Он почему-то был в валенках с галошами – странная обувь для середины октября.

Мария Кондратьевна улыбчиво сказала санитару:

– Не беспокойтесь, Иван Егорович, носилки не понадобятся. Я тут еще побуду, а вы пока отдыхайте. Ночь впереди длинная.

Когда противный мужик вышел, врач вздохнула:

– Извините. Не люблю попадать в одну смену с Козаченко, но ничего не поделаешь. Очень неприятный тип.

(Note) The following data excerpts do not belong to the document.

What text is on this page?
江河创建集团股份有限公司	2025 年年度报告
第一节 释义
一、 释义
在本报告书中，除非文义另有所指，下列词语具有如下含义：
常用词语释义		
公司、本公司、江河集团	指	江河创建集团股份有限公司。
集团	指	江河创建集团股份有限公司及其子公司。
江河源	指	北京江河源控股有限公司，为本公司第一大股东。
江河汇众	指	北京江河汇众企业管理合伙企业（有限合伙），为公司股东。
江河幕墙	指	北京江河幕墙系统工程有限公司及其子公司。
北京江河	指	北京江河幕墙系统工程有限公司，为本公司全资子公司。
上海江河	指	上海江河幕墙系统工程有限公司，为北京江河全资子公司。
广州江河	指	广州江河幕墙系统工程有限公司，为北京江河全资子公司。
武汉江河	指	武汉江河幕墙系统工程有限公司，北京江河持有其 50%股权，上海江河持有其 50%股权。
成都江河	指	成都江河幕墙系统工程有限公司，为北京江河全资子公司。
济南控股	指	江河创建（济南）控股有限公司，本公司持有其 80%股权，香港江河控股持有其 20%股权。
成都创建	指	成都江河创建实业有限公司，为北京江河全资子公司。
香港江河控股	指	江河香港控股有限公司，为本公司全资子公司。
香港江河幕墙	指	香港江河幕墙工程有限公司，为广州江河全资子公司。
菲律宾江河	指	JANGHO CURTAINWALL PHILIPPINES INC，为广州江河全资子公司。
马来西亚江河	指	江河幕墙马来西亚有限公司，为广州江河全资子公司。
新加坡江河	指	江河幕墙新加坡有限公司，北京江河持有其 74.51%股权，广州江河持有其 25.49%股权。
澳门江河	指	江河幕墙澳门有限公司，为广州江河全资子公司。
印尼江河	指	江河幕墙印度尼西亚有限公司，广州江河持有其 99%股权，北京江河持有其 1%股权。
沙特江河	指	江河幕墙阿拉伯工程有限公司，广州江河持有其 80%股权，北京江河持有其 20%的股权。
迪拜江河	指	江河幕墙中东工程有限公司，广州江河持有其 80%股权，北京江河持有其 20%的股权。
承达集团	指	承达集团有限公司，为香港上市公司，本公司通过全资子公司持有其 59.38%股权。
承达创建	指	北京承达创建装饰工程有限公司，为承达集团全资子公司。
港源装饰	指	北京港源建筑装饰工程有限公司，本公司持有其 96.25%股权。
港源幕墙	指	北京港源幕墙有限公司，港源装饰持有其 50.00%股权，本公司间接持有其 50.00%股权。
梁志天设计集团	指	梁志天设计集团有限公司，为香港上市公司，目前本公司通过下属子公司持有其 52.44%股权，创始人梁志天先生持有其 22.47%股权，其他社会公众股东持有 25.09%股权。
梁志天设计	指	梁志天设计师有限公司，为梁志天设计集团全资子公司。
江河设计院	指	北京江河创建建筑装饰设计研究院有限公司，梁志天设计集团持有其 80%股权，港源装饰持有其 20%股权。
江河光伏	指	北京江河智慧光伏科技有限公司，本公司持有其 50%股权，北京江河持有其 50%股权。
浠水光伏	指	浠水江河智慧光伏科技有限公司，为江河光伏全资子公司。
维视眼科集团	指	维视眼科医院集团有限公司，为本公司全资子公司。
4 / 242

– У него серьезные проблемы с печенью – по отекам и оттенку кожи видно, – сказал Клобуков. – Это сильно портит характер. Опять же малокровие – ноги мерзнут. А работа тяжелая, физическая. Бог с ним. Пойдемте чай пить. Ничего, если на кухне?

[Восприятие людей: рациоэмпат]

– Я тоже всегда пью чай на кухне. Самое лучшее место в доме. «Мы с тобой на кухне посидим, сладко пахнет белый керосин. Острый нож да хлеба каравай. Хочешь, примус туго накачай…».

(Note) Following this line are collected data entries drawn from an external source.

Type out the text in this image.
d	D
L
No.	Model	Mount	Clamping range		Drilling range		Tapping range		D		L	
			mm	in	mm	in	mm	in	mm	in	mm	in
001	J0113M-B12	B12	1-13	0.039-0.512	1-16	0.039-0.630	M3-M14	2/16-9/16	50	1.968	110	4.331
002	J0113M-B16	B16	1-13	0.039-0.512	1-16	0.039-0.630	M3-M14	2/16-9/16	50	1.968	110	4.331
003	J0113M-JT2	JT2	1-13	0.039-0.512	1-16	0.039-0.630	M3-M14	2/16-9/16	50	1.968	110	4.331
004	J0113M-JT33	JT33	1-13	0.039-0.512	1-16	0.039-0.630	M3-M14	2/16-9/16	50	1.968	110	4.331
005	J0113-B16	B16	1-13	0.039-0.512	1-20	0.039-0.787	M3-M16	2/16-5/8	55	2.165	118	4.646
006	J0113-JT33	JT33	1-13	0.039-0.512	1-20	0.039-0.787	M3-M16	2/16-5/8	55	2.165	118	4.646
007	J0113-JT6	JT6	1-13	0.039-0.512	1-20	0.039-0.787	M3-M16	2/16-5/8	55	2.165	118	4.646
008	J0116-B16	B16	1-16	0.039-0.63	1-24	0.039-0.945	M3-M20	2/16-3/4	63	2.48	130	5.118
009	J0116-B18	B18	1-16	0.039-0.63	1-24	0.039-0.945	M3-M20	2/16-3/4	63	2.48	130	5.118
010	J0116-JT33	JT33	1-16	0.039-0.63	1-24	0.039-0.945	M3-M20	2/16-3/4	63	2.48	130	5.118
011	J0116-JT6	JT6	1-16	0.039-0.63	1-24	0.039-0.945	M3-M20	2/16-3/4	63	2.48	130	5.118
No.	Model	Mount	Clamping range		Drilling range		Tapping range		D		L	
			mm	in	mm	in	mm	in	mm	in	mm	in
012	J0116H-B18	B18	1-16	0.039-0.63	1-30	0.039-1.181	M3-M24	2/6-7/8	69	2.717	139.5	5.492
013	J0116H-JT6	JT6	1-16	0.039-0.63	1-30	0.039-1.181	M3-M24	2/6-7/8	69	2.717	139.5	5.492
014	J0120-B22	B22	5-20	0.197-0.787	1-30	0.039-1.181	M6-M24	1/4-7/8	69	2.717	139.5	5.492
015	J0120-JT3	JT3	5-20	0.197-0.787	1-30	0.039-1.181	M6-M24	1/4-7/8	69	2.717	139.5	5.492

Этих стихов Клобуков не знал. Судя по «белому керосину» и примусу, что-то из двадцатых. Они с Миррой на своей первой квартире тоже жгли керосин и качали примус…

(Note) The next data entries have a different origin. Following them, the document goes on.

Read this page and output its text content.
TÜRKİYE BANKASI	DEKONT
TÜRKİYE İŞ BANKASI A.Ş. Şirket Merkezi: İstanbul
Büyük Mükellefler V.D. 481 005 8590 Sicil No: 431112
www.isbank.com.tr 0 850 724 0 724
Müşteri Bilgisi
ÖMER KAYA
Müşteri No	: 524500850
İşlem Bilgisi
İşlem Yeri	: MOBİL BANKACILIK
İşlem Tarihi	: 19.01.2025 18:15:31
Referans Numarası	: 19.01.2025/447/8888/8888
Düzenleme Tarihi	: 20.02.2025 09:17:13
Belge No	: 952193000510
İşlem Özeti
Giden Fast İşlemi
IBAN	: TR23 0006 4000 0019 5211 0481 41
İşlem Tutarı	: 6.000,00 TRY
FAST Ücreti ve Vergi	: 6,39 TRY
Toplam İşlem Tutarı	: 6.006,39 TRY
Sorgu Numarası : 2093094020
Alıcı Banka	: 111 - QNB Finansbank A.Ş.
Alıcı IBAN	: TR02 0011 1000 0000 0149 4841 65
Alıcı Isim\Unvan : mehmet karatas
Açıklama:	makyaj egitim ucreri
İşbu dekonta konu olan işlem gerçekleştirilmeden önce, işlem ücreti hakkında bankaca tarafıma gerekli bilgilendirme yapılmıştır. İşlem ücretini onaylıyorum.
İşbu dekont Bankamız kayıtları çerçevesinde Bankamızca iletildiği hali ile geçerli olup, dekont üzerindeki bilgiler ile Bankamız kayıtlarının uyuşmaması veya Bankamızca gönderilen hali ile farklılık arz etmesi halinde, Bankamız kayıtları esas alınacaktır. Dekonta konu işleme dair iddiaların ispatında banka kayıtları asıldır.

– Пенициллин пенициллином, но на первых порах за больной требуется уход. Вы уверены, что справитесь, Антон Маркович? Может быть, все-таки лучше переправить вашу дочь в больницу? Вы ведь, наверное, приписаны к академической. Там и лекарства, и опытный персонал.

– Медицинского смысла в госпитализации нет – нужен просто покой и постельный режим, а для дочери любое перемещение станет шоком. Ничего, пару дней не буду ходить на службу. Только завтра должен, ненадолго – попрошу соседку подежурить в квартире, не заходя к Аде. Она не любит чужих. Я не профессионал по уходу, но кое-какой опыт есть. Если не буду справляться, может быть, найму сиделку в нашем стационаре.

[Самооценка: Рационал]

[1 этап. Рационал-рациоэмпат-рационал 75]

– Вообще-то при выходе из тяжелой пневмонии рекомендуется капельница. В домашних условиях делать ее трудно.

– Мало ли что рекомендуется? – пожал плечами Клобуков. – Всё зависит от индивидуальных особенностей организма. Физически Ада в отменной форме. Незачем накачивать ее химией. Буду делать массаж груди и спины, а остальную работу выполнит сам организм.

[Неконвенц.]

– Но есть ведь и психосоматика. Девушка необычная. Людей подобного устройства, как вы сами говорили, выбивает из колеи всякое нарушение рутины. Непривычные ощущения, страх, тревога могут привести к ухудшению физического состояния, замедлить выздоровление.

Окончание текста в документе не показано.